Re-orienting International Relations: On Pragmatism, Pluralism and Practical Reasoning
David Owen

Abstract: This essay presents the case for a re-orientation of International Relations (IR) in terms of the pragmatist ethos sketched in the work of John Dewey. It argues that contemporary IR theory is characterised by the threat of theoreticism and that this danger is heightened by the confusion between pictures and theories. The essay goes on to indicate how a pragmatist orientation to issues of government in terms of a processual ethic could provide a framework within which the pluralism characteristic of contemporary IR is reconceived in terms of a mutual agonism (rather than antagonism) in the service of practical reasoning and judgement. Viewing IR as a form of practical philosophy oriented to the government of the common affairs of humanity, this orientation stresses the distinct roles that accounts directed to world-disclosure and those directed to action-coordination play in IR and argues that the former are crucial to reflection on problem constitution, while the latter are vital to reflection on problems.

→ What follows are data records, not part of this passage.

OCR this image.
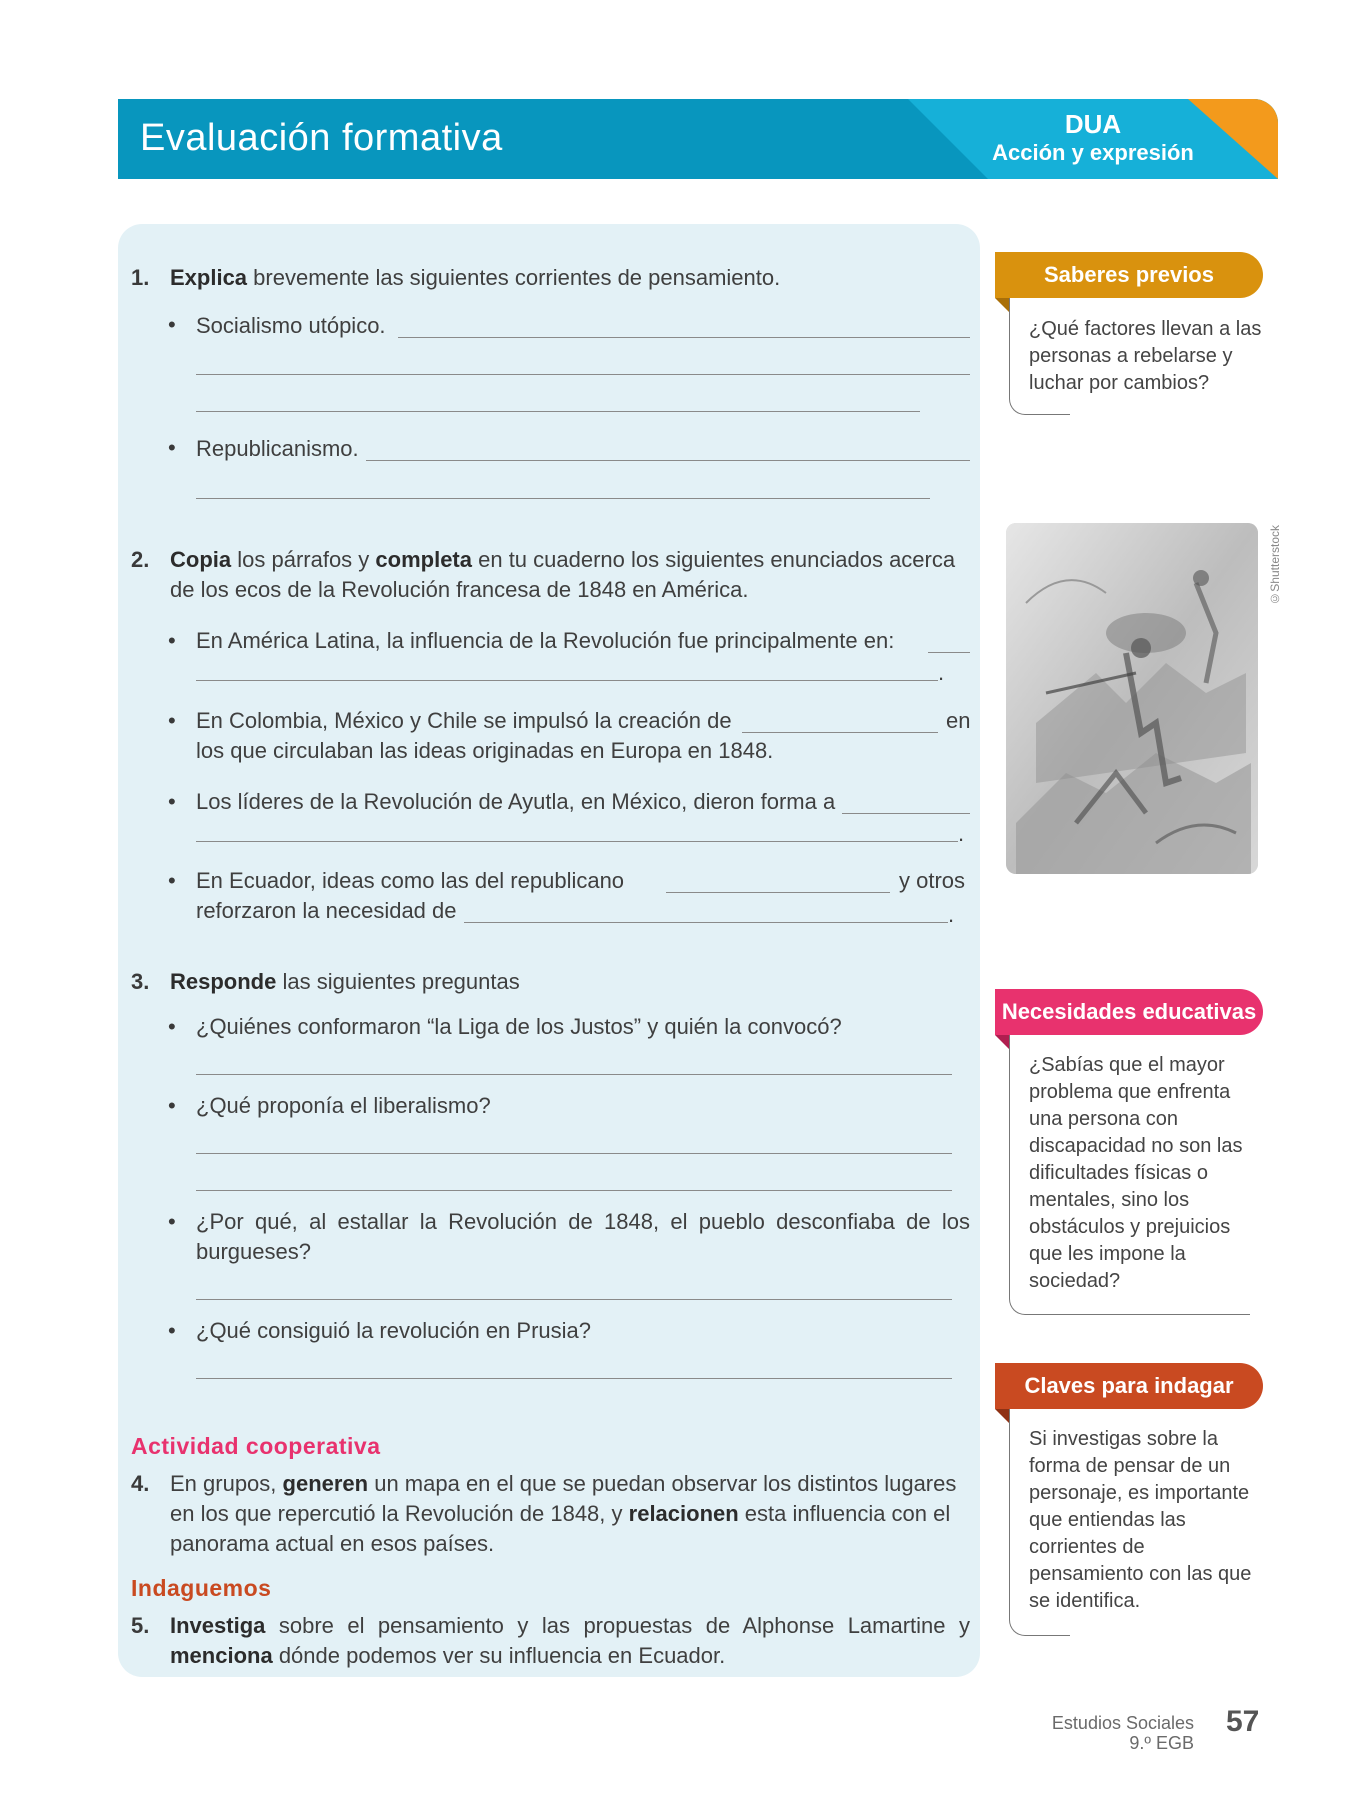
Evaluación formativa	DUA
Acción y expresión
1. Explica brevemente las siguientes corrientes de pensamiento.
• Socialismo utópico.
• Republicanismo.
2. Copia los párrafos y completa en tu cuaderno los siguientes enunciados acerca
de los ecos de la Revolución francesa de 1848 en América.
• En América Latina, la influencia de la Revolución fue principalmente en:
.
• En Colombia, México y Chile se impulsó la creación de	en
los que circulaban las ideas originadas en Europa en 1848.
• Los líderes de la Revolución de Ayutla, en México, dieron forma a
.
• En Ecuador, ideas como las del republicano	y otros
reforzaron la necesidad de	.
3. Responde las siguientes preguntas
• ¿Quiénes conformaron “la Liga de los Justos” y quién la convocó?
• ¿Qué proponía el liberalismo?
• ¿Por qué, al estallar la Revolución de 1848, el pueblo desconfiaba de los
burgueses?
• ¿Qué consiguió la revolución en Prusia?
Actividad cooperativa
4. En grupos, generen un mapa en el que se puedan observar los distintos lugares
en los que repercutió la Revolución de 1848, y relacionen esta influencia con el
panorama actual en esos países.
Indaguemos
5. Investiga sobre el pensamiento y las propuestas de Alphonse Lamartine y
menciona dónde podemos ver su influencia en Ecuador.
Saberes previos
¿Qué factores llevan a las
personas a rebelarse y
luchar por cambios?
©Shutterstock
Necesidades educativas
¿Sabías que el mayor
problema que enfrenta
una persona con
discapacidad no son las
dificultades físicas o
mentales, sino los
obstáculos y prejuicios
que les impone la
sociedad?
Claves para indagar
Si investigas sobre la
forma de pensar de un
personaje, es importante
que entiendas las
corrientes de
pensamiento con las que
se identifica.
Estudios Sociales
9.º EGB
57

Globalising Democracy Without a State: Weak Public, Strong Public, Global Constitutionalism
Hauke Brunkhorst

Abstract: The usefulness of Dewey's conception of a public for contemporary International Relations (IR) theory lies in its explication of an expanding network of problem-solving communities ('deliberative democracy'). The idea of a weak and deliberative public endowed with growing moral influence fits well with the globalisation of communicative media and attention to human rights. Still, inclusive discussion and deliberation combined with political protest movements do not amount to egalitarian democracy. The latter presupposes not only the right to free expression but also constitutional access to processes of representation and decision making. Against the emerging background of global law, this article investigates the question of whether global society has a constitution, and gives a twofold answer. While global society can be said to have a constitution with respect to constitutive core elements of equal rights, it lacks a strong public as well as a democratic constitution. However, the existing global weak public can be optimistically interpreted as a 'strong public in the making'. This interpretation corrects the institutional and legal weakness of Deweyan pragmatism, lending his notion of a public some new relevance for IR.